Visual China Drops After Firm Pressures Photographer to Pay for Using His Own Shots(Yicai) Aug. 16 -- Visual China Group’s shares sank as the country’s largest stock photo company found itself mired in controversy again after a photographer claimed the firm was pursuing him for compensation over the use of his own photos.
Visual China [SHE: 000681] closed down 4.9 percent at CNY16.43 (USD2.25) a share today. The wider Shenzhen market fell almost 1 percent.
The blogger said on social media yesterday that he had received a phone call from Visual China saying his use of 173 of their photos on his WeChat account infringed the firm’s rights. The company also said he had to pay compensation of CNY80,000 (USD10,960).
But the man said he had taken all of the pictures himself and had never authorized Visual China to use them.
The Beijing-based company responded yesterday evening, saying the blogger had authorized Stocktrek Images to sell the photos and they were then licensed to Getty Images. Visual China, as the partner of Getty Images in the Chinese mainland, thereby owns the right to sell the photos, it said.

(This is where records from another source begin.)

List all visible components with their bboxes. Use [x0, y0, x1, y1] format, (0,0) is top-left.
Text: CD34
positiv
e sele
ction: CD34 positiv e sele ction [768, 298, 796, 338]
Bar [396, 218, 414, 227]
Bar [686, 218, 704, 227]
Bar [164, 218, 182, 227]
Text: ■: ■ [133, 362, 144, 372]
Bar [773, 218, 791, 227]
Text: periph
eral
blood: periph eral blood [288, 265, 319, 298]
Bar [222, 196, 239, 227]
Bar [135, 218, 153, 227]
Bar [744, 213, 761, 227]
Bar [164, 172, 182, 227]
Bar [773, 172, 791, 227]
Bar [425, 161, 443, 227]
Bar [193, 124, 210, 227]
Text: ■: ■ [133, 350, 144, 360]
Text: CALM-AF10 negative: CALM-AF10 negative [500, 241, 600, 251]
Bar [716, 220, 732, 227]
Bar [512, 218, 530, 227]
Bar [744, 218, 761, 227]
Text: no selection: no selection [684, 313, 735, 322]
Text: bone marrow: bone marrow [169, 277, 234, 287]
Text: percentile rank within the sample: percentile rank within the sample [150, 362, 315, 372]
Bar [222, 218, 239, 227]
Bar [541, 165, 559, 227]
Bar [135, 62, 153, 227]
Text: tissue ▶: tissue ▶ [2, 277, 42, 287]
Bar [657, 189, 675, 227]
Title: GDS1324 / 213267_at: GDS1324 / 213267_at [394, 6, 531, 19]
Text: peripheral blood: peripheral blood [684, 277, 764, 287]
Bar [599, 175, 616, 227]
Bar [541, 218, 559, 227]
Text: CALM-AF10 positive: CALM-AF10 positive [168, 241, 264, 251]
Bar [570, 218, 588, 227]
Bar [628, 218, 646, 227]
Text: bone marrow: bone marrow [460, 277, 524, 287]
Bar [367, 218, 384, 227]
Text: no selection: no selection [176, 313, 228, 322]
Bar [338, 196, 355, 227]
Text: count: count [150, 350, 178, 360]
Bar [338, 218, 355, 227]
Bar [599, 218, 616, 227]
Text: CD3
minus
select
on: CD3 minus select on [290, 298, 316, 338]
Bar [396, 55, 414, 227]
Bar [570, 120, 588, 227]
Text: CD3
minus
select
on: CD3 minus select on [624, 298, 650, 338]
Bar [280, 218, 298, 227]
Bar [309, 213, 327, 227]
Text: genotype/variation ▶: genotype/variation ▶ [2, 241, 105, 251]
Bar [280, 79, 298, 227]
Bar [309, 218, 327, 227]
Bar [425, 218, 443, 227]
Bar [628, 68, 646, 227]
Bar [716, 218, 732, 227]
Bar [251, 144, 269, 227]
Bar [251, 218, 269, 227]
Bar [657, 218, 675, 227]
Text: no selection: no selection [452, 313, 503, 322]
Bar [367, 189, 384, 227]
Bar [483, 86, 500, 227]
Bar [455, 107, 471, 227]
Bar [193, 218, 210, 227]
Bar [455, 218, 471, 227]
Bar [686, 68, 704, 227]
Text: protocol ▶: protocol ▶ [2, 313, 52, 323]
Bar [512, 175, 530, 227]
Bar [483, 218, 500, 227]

Legal sources told Yicai that the right to sell the photos is not equivalent to the right to all relevant rights and interests. As a result, even though Visual China does own the selling rights to the pictures, it does not mean the company has the right to claim compensation from the original photographer.
This is not the first time that Visual China has been involved in a copyright dispute. Back in April 2019, debate raged online after the firm added its copyright watermark to the first images ever taken of a black hole by the European Southern Observatory. People complained about company abusing copyrights and making profits through excessive guarding of rights.
After that incident, Visual China took down its website for a month and removed all the controversial images.
Last month, the company said it expected first-half net profit to have soared 89 percent from a year earlier to CNY103.5 million (USD14.2 million). The audited results for the six-month period are scheduled for release on Aug. 18.